What is happening in Afghanistan? A few weeks ago, some Afghan civilians found a few charred Qurans in garbage cans. This resulted in a mass revolt that is still going strong. The revolt targets not simply the infidel, but the U.S. people, in general, and their soldiers, in particular. Just like so many years ago, when the United States turned Afghanistan into a barrier against the Soviet Union, they are once again using it as a barrier — this time against the epidemic of Islamic terrorism. However, the Americans have come to the too-late understanding that tribal fundamentalism is not so much an off-shoot of Islam as it is an armed mass political structure that arises when middle classes are formed and begin attempting to entrench themselves locally in order to create an economic power — not a provisional one, but a fundamentalist one. In fact, one that forbids any other power and that can only be regulated by local leaders.

The U.S. strategy in Afghanistan and Iraq has changed because those dynamics have been understood. The enemy should no longer be destroyed; instead, we should deal with those who perform borderline roles, whether they are the Taliban in Afghanistan or Iraq’s Shiite president, Nouri al-Maliki. That is, as long as the lack of communication between cultures can be overcome and as long as the heart of the new social and economic framework, shaped during the course of 20 years of war, can be reached. But this strategy is up against a wall as high as a skyscraper. Technology has been used to overcome it, substituting drones and the war machines created by modern-day Leonardo Da Vincis for living soldiers. But the effect has been completely contrary: technology is never precise enough to spare civilians from acts of war and, as a result, the hatred only grows and begins taking on an ontological dimension. For local populations, the West is responsible for the destruction of life and community.

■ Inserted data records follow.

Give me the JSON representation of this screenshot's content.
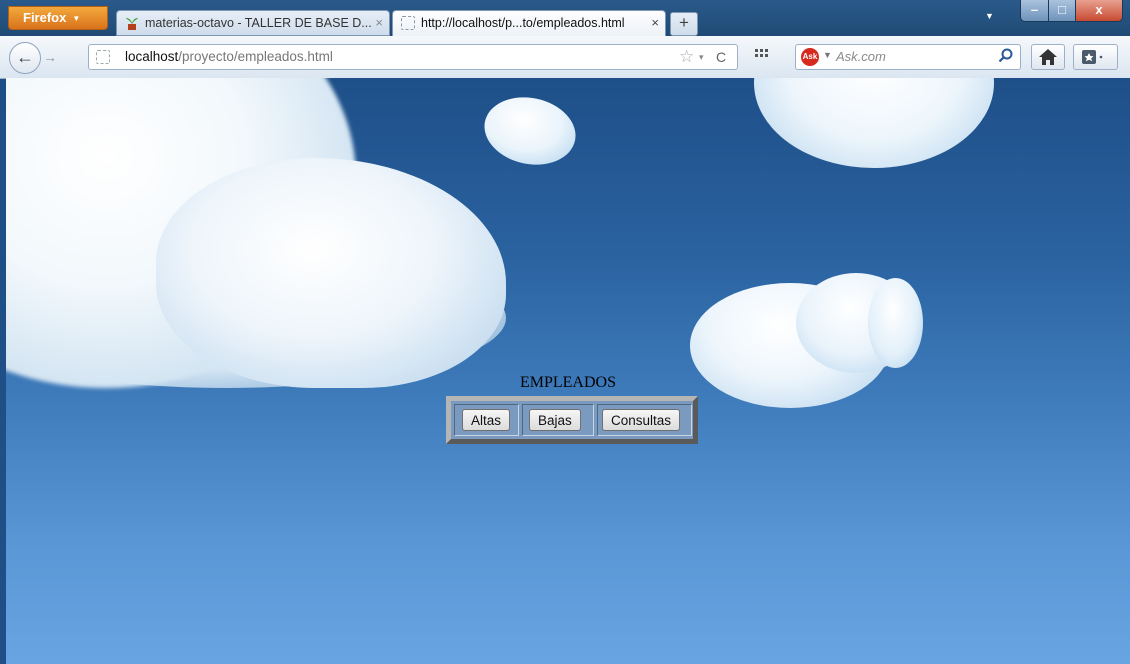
{
  "browser": {
    "menu_label": "Firefox",
    "tabs": [
      {
        "title": "materias-octavo - TALLER DE BASE D...",
        "close": "×",
        "active": false
      },
      {
        "title": "http://localhost/p...to/empleados.html",
        "close": "×",
        "active": true
      }
    ],
    "new_tab": "+",
    "window_buttons": {
      "minimize": "–",
      "maximize": "□",
      "close": "x"
    },
    "nav": {
      "back": "←",
      "forward": "→",
      "url_host": "localhost",
      "url_path": "/proyecto/empleados.html",
      "bookmark_star": "☆",
      "dropdown": "▾",
      "reload": "C"
    },
    "search": {
      "engine_logo": "Ask",
      "placeholder": "Ask.com"
    }
  },
  "page": {
    "title": "EMPLEADOS",
    "buttons": [
      {
        "label": "Altas"
      },
      {
        "label": "Bajas"
      },
      {
        "label": "Consultas"
      }
    ]
  },
  "colors": {
    "sky_top": "#1e4f88",
    "sky_bottom": "#69a4e2",
    "table_bg": "#7a9ac0",
    "firefox_orange": "#e8891f"
  }
}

A similar drama had already unfolded in the Vietnamese theater of war. Marines shot farmers who they believed to be Vietcong. The South Vietnamese, who were fighting alongside the U.S. troops, gradually saw increasing numbers of deserters. Even there, the real tragedy was a lack of cultural communication. Wars are won on the ground and can only be won on the ground. Military personnel — who are the ones that actually carry out wars — are always the last ones to want it, while politicians — who never actually carry out wars on the ground — are always the first ones to want it. Combat must occur on the ground, which is also where a strategy of alliances destined to break up and weaken the enemy must take place. This is precisely what the U.S., and indeed all Western soldiers, were unable to do.

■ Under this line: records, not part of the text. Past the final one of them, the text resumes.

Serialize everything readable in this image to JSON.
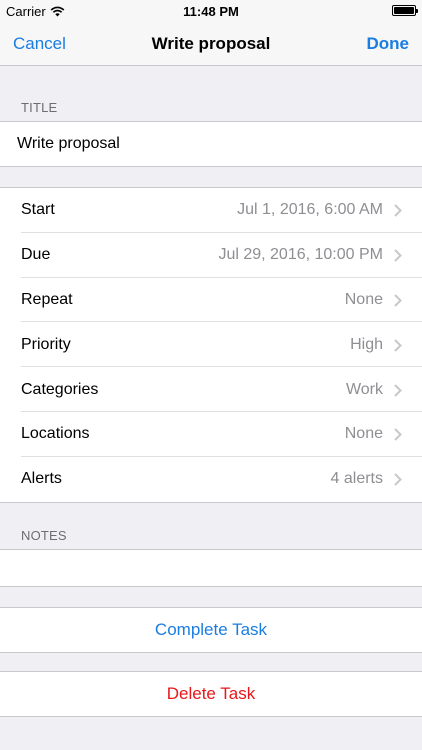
{
  "status_bar": {
    "carrier": "Carrier",
    "time": "11:48 PM"
  },
  "nav": {
    "cancel": "Cancel",
    "title": "Write proposal",
    "done": "Done"
  },
  "title_section": {
    "header": "TITLE",
    "value": "Write proposal"
  },
  "rows": [
    {
      "label": "Start",
      "value": "Jul 1, 2016, 6:00 AM"
    },
    {
      "label": "Due",
      "value": "Jul 29, 2016, 10:00 PM"
    },
    {
      "label": "Repeat",
      "value": "None"
    },
    {
      "label": "Priority",
      "value": "High"
    },
    {
      "label": "Categories",
      "value": "Work"
    },
    {
      "label": "Locations",
      "value": "None"
    },
    {
      "label": "Alerts",
      "value": "4 alerts"
    }
  ],
  "notes_section": {
    "header": "NOTES",
    "value": ""
  },
  "actions": {
    "complete": "Complete Task",
    "delete": "Delete Task"
  },
  "colors": {
    "tint": "#1a7de0",
    "destructive": "#e8161a",
    "background": "#efeff4",
    "value_gray": "#8e8e93"
  }
}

Islam is not a terrorist religion: on the contrary! But it can become a formidable ideological glue that leads entire communities and generations to battle and death. In Iraq and Afghanistan, in spite of the fratricidal divisions that traverse it, Islam will always give a sense of identity to millions of people. Just as Walter Benjamin understood, Protestantism is not the essence of capitalism. Rather, Protestantism has become a capitalist religion; capitalism was — and is — a formidable amalgam of symbols, faiths and practices. It is the same for Islamic societies. To have believed that its denseness could be cracked with a tactic consisting of waging war and occupying the terrain, thus separating communities and populations from one another and creating a space for cultural infiltration, has proven more and more disastrous. The loss of human life in these wars is already enormous. Just like in Vietnam. Robert McNamara’s memoires are shocking when reread today. The technology of great western capitalism and its consumerist religion had no effect on the local population. Its only demonstrable effect was the great grief that overcame the U.S. through its desperate veterans, a tragedy about which too little is known.

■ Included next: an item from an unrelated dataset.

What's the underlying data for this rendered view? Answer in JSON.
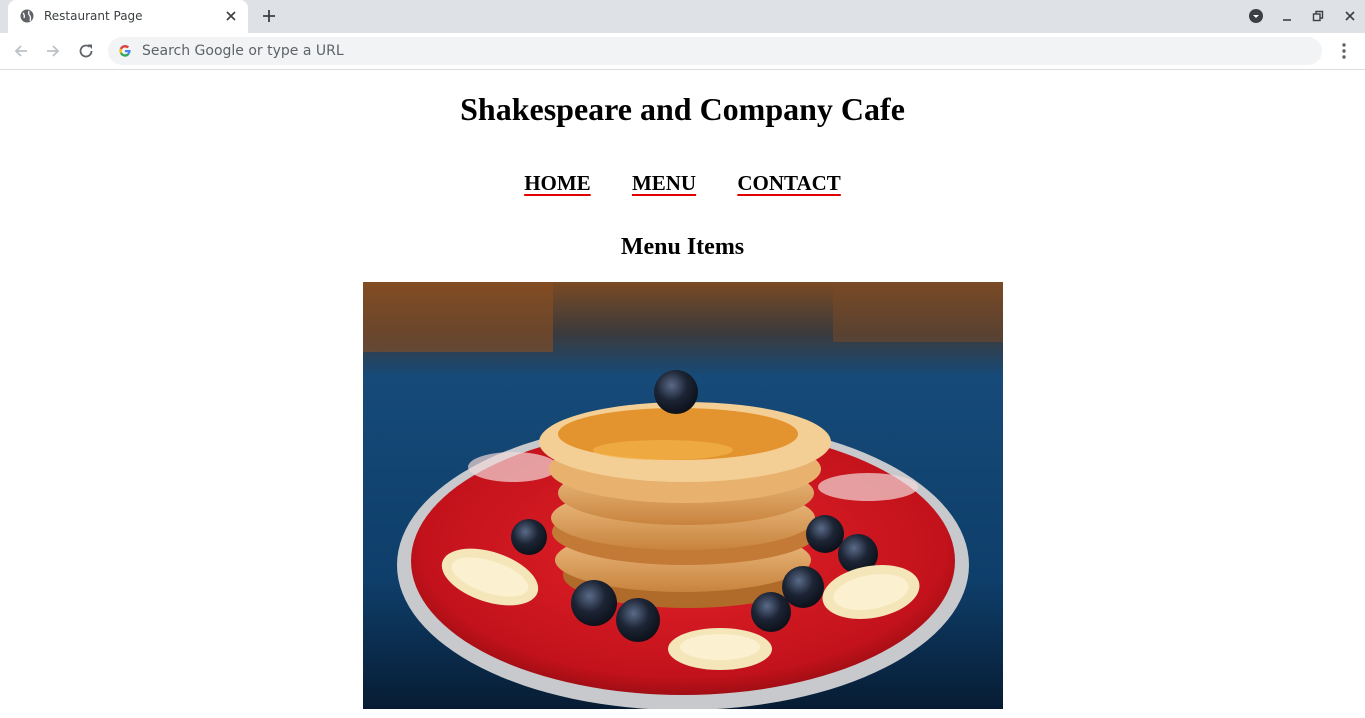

It is very likely that Afghanistan will be a new terrible tragedy. Iraq still has a chance of not collapsing into a fratricidal war between Shiites and Sunnis, a war which would overwhelm every major western military force and proclaim their ultimate failure. It’s a good thing that the debate remains determinedly and courageously open in the U.S. But the West is one and one alone. We, too, should do our part culturally, not just militarily.